I am convinced that each of us in our various ridings represent people who would be very pleased to see this Parliament take its responsibilities, even if we determine that, in order to fight effectively against organized crime, we may have to restrict certain rights by limiting the scope of the charter.
As you know, in February, I tabled a petition signed by 65,000 people from all over Quebec, calling for the adoption of antigang legislation. I have yet to meet one person saying: "But it is important not to restrict in any way the movement of the most
criminalized segment of our society because we have this charter, you see". That is not what the charter is about. I am sure my fellow citizens of Hochelaga-Maisonneuve, like all Canadians and Quebecers, would have no objection to sacrificing some degree of freedom to the higher interest, which is fighting organized crime.

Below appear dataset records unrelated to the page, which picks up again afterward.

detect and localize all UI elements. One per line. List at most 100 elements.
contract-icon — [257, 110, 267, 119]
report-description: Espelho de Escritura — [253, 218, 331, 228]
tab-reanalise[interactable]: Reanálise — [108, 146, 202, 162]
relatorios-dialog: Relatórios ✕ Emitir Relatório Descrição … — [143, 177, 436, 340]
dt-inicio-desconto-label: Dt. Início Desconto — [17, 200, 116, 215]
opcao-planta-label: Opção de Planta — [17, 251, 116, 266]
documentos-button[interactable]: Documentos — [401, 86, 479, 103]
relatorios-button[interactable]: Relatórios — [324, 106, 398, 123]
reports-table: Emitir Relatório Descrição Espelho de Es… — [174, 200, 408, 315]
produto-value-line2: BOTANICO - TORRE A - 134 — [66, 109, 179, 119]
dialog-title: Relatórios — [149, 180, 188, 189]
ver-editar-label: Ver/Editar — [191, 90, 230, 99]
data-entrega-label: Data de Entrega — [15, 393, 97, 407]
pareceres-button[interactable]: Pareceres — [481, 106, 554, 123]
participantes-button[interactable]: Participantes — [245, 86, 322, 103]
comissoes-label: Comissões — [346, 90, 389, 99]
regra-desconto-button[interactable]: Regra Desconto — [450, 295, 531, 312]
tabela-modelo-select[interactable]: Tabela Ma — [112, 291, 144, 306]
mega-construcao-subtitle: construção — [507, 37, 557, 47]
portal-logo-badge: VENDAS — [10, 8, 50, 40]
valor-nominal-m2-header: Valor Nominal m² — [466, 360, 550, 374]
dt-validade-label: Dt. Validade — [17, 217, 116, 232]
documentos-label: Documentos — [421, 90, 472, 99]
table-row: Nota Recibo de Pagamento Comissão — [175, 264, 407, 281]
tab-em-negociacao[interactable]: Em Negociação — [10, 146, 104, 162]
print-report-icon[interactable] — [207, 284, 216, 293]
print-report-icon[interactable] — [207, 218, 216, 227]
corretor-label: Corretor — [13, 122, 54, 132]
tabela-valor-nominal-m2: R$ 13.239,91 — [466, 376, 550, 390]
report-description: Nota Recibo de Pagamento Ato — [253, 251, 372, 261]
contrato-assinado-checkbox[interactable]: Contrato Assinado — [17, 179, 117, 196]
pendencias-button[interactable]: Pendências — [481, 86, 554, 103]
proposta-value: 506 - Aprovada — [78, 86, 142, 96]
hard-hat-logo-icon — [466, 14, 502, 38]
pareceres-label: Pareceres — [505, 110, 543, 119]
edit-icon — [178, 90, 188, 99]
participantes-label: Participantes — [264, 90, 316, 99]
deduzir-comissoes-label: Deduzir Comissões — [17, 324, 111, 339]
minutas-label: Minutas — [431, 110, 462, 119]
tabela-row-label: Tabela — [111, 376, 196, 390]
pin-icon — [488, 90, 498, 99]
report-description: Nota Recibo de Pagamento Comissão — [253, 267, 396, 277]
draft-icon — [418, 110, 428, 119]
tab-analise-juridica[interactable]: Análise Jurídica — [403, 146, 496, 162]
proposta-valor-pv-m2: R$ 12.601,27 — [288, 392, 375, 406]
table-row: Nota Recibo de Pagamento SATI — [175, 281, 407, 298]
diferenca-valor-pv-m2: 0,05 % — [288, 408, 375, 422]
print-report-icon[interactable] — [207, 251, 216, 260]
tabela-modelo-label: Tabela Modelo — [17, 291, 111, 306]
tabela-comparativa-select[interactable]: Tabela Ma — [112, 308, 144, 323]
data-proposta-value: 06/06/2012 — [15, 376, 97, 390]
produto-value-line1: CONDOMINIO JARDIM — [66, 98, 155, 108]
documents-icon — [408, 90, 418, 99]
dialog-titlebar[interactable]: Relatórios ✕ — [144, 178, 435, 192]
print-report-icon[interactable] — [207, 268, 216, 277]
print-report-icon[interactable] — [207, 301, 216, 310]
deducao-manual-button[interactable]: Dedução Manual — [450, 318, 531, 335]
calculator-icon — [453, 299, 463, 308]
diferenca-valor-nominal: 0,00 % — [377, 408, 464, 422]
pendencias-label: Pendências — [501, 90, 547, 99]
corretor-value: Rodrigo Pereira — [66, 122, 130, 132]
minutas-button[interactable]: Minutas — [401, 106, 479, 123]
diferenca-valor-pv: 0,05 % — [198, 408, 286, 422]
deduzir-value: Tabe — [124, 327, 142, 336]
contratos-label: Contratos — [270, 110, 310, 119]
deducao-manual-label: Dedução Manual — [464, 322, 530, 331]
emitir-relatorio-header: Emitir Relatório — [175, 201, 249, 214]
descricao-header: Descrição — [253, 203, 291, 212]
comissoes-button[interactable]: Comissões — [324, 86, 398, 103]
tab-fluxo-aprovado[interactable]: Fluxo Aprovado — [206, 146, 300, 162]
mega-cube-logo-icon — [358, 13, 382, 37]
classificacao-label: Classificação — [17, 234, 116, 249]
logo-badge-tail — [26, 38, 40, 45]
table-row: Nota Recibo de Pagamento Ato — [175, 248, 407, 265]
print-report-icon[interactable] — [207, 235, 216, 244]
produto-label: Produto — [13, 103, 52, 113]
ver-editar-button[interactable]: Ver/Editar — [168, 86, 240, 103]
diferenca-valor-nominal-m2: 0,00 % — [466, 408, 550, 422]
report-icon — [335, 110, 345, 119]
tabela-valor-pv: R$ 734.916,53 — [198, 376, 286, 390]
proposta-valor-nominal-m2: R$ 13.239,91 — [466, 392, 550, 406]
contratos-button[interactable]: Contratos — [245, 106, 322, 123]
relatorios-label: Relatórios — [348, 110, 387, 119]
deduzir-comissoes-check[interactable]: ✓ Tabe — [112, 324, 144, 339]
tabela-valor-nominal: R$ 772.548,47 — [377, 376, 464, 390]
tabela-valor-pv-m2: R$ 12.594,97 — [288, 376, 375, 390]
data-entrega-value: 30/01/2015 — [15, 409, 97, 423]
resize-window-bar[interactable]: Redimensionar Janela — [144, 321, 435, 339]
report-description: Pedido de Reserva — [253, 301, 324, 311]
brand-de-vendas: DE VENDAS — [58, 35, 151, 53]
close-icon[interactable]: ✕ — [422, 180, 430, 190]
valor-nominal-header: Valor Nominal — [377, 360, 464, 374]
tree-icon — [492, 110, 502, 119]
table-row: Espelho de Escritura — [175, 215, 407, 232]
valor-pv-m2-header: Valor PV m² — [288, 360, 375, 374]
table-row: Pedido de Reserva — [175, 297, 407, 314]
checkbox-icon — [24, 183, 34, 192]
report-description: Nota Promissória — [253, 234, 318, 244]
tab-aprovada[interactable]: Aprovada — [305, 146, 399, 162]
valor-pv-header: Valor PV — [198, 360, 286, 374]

That is why my bill provides for the possibility of resorting to the notwithstanding clause, which, indeed, has been used very seldom. The truth is, as one government member or another will no doubt mention, the notwithstanding clause has never been used by the Canadian Parliament. Two provinces did: Quebec, between 1982 and 1985 and again in 1989, after the Brown decision was handed down, and Saskatchewan, in a labour dispute. If the legislator included a notwithstanding clause, it is because it needs to be used in some cases, and the threat posed by organized crime across the countries of Quebec and Canada is so serious that we have a duty, as parliamentarians, to point out that, without a notwithstanding clause, no antigang legislation can be brought forward.
We cannot allow what happened in Hochelaga-Maisonneuve and Montreal to happen elsewhere. I ask for consent to see if it would be possible to have this bill declared a votable item and not only voted on but also debated for two extra hours, because the situation is so serious that parliamentarians will agree with my diagnostic.